Methods: Eighty-eight patients were randomized into two groups with a ratio of 2:1, either to receive TE or TP regimen. The patients received docetaxel 75 mg/m2 plus epirubicin 60 mg/m2 (TE group) or docetaxel 75 mg/m2 plus cisplatin 75 mg/m2 (TP group) administrated intravenously. Both regimens were once repeated 3 weeks later. The efficacy, time to progression and safety were evaluated at the end of the second cycle.
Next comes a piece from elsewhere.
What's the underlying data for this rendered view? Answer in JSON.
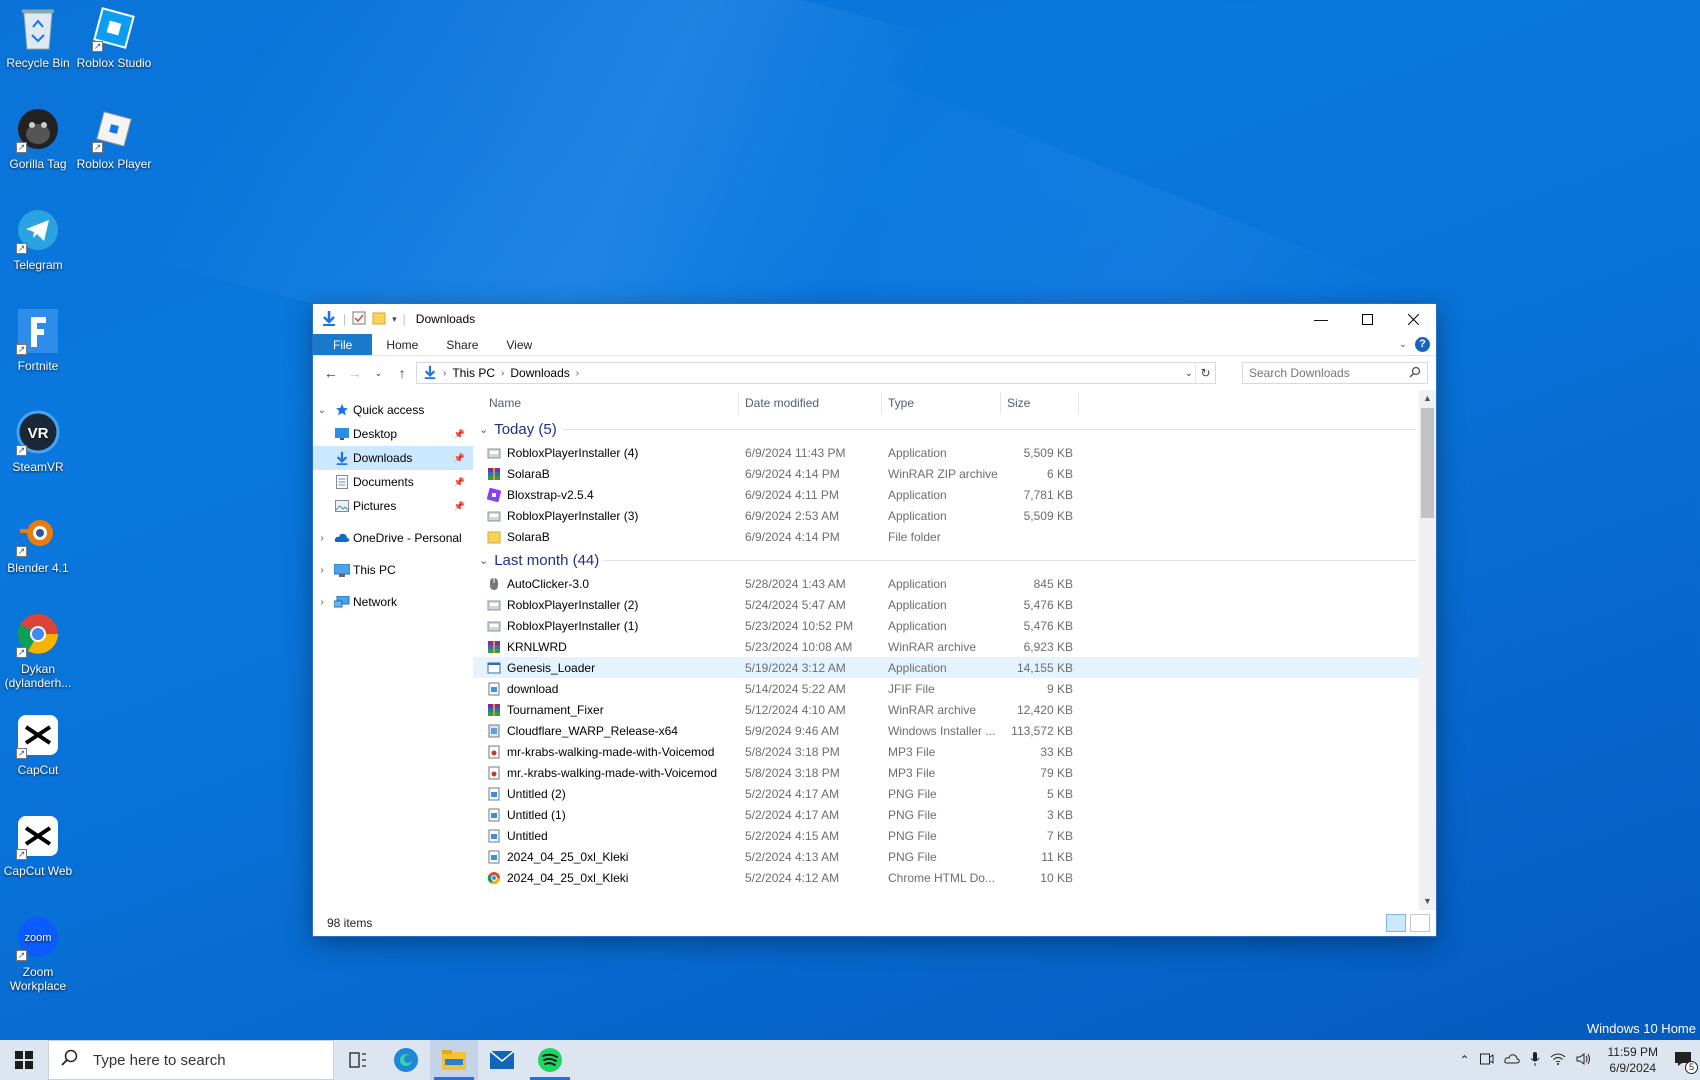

Results: Complete response was achieved in 5% of TE group and 3.6% of TP. Overall (complete plus partial) response rates in TE and TP group were 48.3% and 60.7%, respectively (P = 0.2788). Disease control rates (CR + PR + SD) for TE and TP groups were 83.6% and 80%, respectively (P = 0.4899). The median time to progression (TTP) was 10 months for TE versus 8 months for TP groups (P = 0.7119). The major grade III or IV toxicities were neutropenia (66.7% in TE; 53.6% in TP, P = 0.2373); and alopecia (30.0% in TE; 10.7% in TP, P = 0.0508).
Conclusion: Both TE and TP regimens as first-line chemotherapy were similarly effective, safe and tolerable in the treatment for locally advanced or metastatic breast cancer.